The government of Argentina is attempting to dismiss the strength of Wednesday’s rally in honor of Alberto Nisman, a prosecutor found dead the day before he was to testify before Congress against the President of Argentina. Senior government officials described the somber “March of Silence” as “an opposition march” having little to do with Nisman.

“We have seen signs with insults and offenses directed at the President,” said Aníbal Fernández, President Cristina Fernández de Kirchner’s (no relation) secretary general. He described the event repeatedly as “an opposition march” where “no one was honoring anybody.”

“Nothing has changed with what we have seen in the past: people telling her to die, that she is a mare, and they have no shame in exhibiting themselves like this,” Fernández said, indicating the insults directed at the President.

In statements published by Argentina’s La Nación Friday, Fernández continued to attack the march, claiming it was “an attempt to destabilize,” and warning organizers: “Don’t even dream of it, they have no idea what they would be getting themselves into.” And of those attending the rally, he stated, “I think the only ones honoring the prosecutor there were his family,” adding, “There were people dying of laughter there, as if it were a picnic.”

While Fernández de Kirchner herself has not remarked on the rally, other officials, such as cabinet chief Jorge Capitanich, accused the marchers of lobbying “aggravated expressions” at the Pink House (the Argentine equivalent of America’s White House).

Wednesday’s rally, one month after Nisman’s death, attracted 400,000 people, despite the inhospitable rainy weather. Multiple representatives of Argentina’s Jewish community were in attendance, including the officers running the Argentine-Israeli Mutual Association (AMIA), whose bombing in 1994 Nisman was investigating.

Nisman was found with a bullet wound in his forehead on January 18 in his home. The next day, Nisman was to present to Argentina’s Congress a nearly 300-page report that accused Fernández de Kirchner of conspiring to protect the Hezbollah-linked terrorists responsible for the AMIA bombing to secure favorable gas prices from the Iranian government.

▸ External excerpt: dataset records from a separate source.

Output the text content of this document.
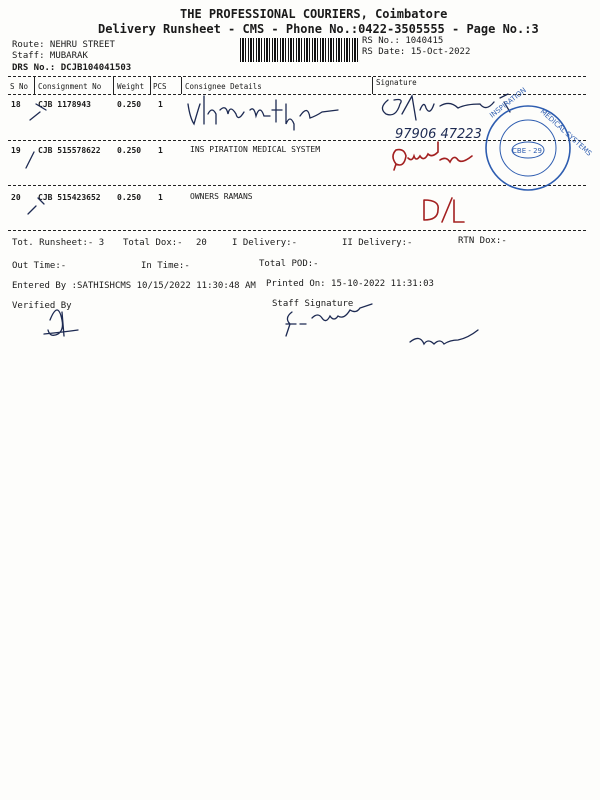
THE PROFESSIONAL COURIERS, Coimbatore
Delivery Runsheet - CMS - Phone No.:0422-3505555 - Page No.:3
Route: NEHRU STREET
Staff: MUBARAK
DRS No.: DCJB104041503
RS No.: 1040415
RS Date: 15-Oct-2022
S No Consignment No Weight PCS Consignee Details	Signature
18 CJB 1178943	0.250 1
19 CJB 515578622 0.250 1	INS PIRATION MEDICAL SYSTEM
20 CJB 515423652 0.250 1	OWNERS RAMANS
Tot. Runsheet:- 3 Total Dox:- 20	I Delivery:-	II Delivery:-	RTN Dox:-
Out Time:-	In Time:-	Total POD:-
Entered By :SATHISHCMS 10/15/2022 11:30:48 AM Printed On: 15-10-2022 11:31:03
Verified By	Staff Signature
97906 47223
CBE - 29
INSPIRATION
MEDICAL SYSTEMS
D/L
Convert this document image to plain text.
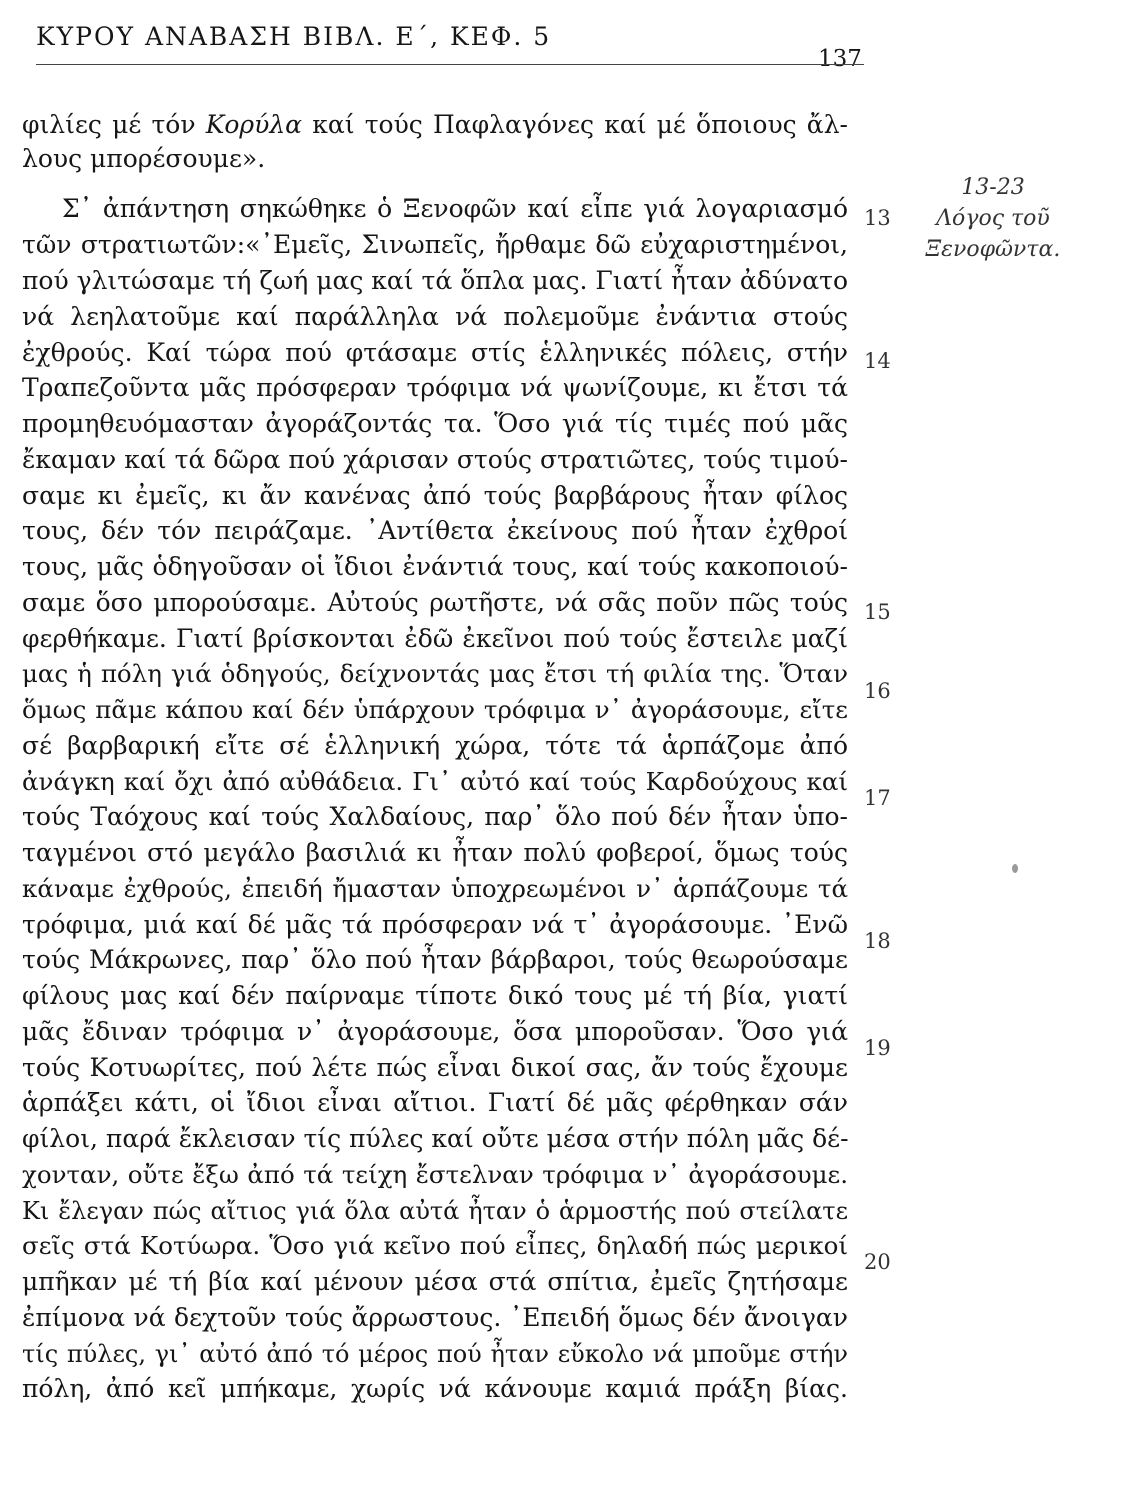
ΚΥΡΟΥ ΑΝΑΒΑΣΗ ΒΙΒΛ. Ε΄, ΚΕΦ. 5
137
13-23
Λόγος τοῦ
Ξενοφῶντα.
13
14
15
16
17
18
19
20
φιλίες μέ τόν Κορύλα καί τούς Παφλαγόνες καί μέ ὅποιους ἄλ-
λους μπορέσουμε».
Σ᾿ ἀπάντηση σηκώθηκε ὁ Ξενοφῶν καί εἶπε γιά λογαριασμό
τῶν στρατιωτῶν:«᾿Εμεῖς, Σινωπεῖς, ἤρθαμε δῶ εὐχαριστημένοι,
πού γλιτώσαμε τή ζωή μας καί τά ὅπλα μας. Γιατί ἦταν ἀδύνατο
νά λεηλατοῦμε καί παράλληλα νά πολεμοῦμε ἐνάντια στούς
ἐχθρούς. Καί τώρα πού φτάσαμε στίς ἑλληνικές πόλεις, στήν
Τραπεζοῦντα μᾶς πρόσφεραν τρόφιμα νά ψωνίζουμε, κι ἔτσι τά
προμηθευόμασταν ἀγοράζοντάς τα. Ὅσο γιά τίς τιμές πού μᾶς
ἔκαμαν καί τά δῶρα πού χάρισαν στούς στρατιῶτες, τούς τιμού-
σαμε κι ἐμεῖς, κι ἄν κανένας ἀπό τούς βαρβάρους ἦταν φίλος
τους, δέν τόν πειράζαμε. ᾿Αντίθετα ἐκείνους πού ἦταν ἐχθροί
τους, μᾶς ὁδηγοῦσαν οἱ ἴδιοι ἐνάντιά τους, καί τούς κακοποιού-
σαμε ὅσο μπορούσαμε. Αὐτούς ρωτῆστε, νά σᾶς ποῦν πῶς τούς
φερθήκαμε. Γιατί βρίσκονται ἐδῶ ἐκεῖνοι πού τούς ἔστειλε μαζί
μας ἡ πόλη γιά ὁδηγούς, δείχνοντάς μας ἔτσι τή φιλία της. Ὅταν
ὅμως πᾶμε κάπου καί δέν ὑπάρχουν τρόφιμα ν᾿ ἀγοράσουμε, εἴτε
σέ βαρβαρική εἴτε σέ ἑλληνική χώρα, τότε τά ἁρπάζομε ἀπό
ἀνάγκη καί ὄχι ἀπό αὐθάδεια. Γι᾿ αὐτό καί τούς Καρδούχους καί
τούς Ταόχους καί τούς Χαλδαίους, παρ᾿ ὅλο πού δέν ἦταν ὑπο-
ταγμένοι στό μεγάλο βασιλιά κι ἦταν πολύ φοβεροί, ὅμως τούς
κάναμε ἐχθρούς, ἐπειδή ἤμασταν ὑποχρεωμένοι ν᾿ ἁρπάζουμε τά
τρόφιμα, μιά καί δέ μᾶς τά πρόσφεραν νά τ᾿ ἀγοράσουμε. ᾿Ενῶ
τούς Μάκρωνες, παρ᾿ ὅλο πού ἦταν βάρβαροι, τούς θεωρούσαμε
φίλους μας καί δέν παίρναμε τίποτε δικό τους μέ τή βία, γιατί
μᾶς ἔδιναν τρόφιμα ν᾿ ἀγοράσουμε, ὅσα μποροῦσαν. Ὅσο γιά
τούς Κοτυωρίτες, πού λέτε πώς εἶναι δικοί σας, ἄν τούς ἔχουμε
ἁρπάξει κάτι, οἱ ἴδιοι εἶναι αἴτιοι. Γιατί δέ μᾶς φέρθηκαν σάν
φίλοι, παρά ἔκλεισαν τίς πύλες καί οὔτε μέσα στήν πόλη μᾶς δέ-
χονταν, οὔτε ἔξω ἀπό τά τείχη ἔστελναν τρόφιμα ν᾿ ἀγοράσουμε.
Κι ἔλεγαν πώς αἴτιος γιά ὅλα αὐτά ἦταν ὁ ἁρμοστής πού στείλατε
σεῖς στά Κοτύωρα. Ὅσο γιά κεῖνο πού εἶπες, δηλαδή πώς μερικοί
μπῆκαν μέ τή βία καί μένουν μέσα στά σπίτια, ἐμεῖς ζητήσαμε
ἐπίμονα νά δεχτοῦν τούς ἄρρωστους. ᾿Επειδή ὅμως δέν ἄνοιγαν
τίς πύλες, γι᾿ αὐτό ἀπό τό μέρος πού ἦταν εὔκολο νά μποῦμε στήν
πόλη, ἀπό κεῖ μπήκαμε, χωρίς νά κάνουμε καμιά πράξη βίας.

Fernández de Kirchner has denied charges of conspiracy with Iran and, instead, claimed that a cabal of secretive former government agents duped Nisman into believing she plotted in such a way to smear her name. Another prosecutor has picked up the case since Nisman’s death and formally charged Fernández de Kirchner and her Foreign Minister, Héctor Timerman, with the accusations.

Prosecutor Viviana Fein, entrusted with the investigation into Nisman’s death, has revealed little pertaining to the evidence surrounding the case. She has faced criticism in light of a witness’s claim that she saw Argentine law enforcement officials engaging in highly unprofessional behavior at the scene of the crime, including using Nisman’s kitchen appliances to make themselves coffee and laughing loudly during the initial investigation. Fein announced Friday that the witness, who told media outlets she “lives in fear,” had “modified her testimony regarding the situation” and accused the media of having intimidated the witness into making accusations.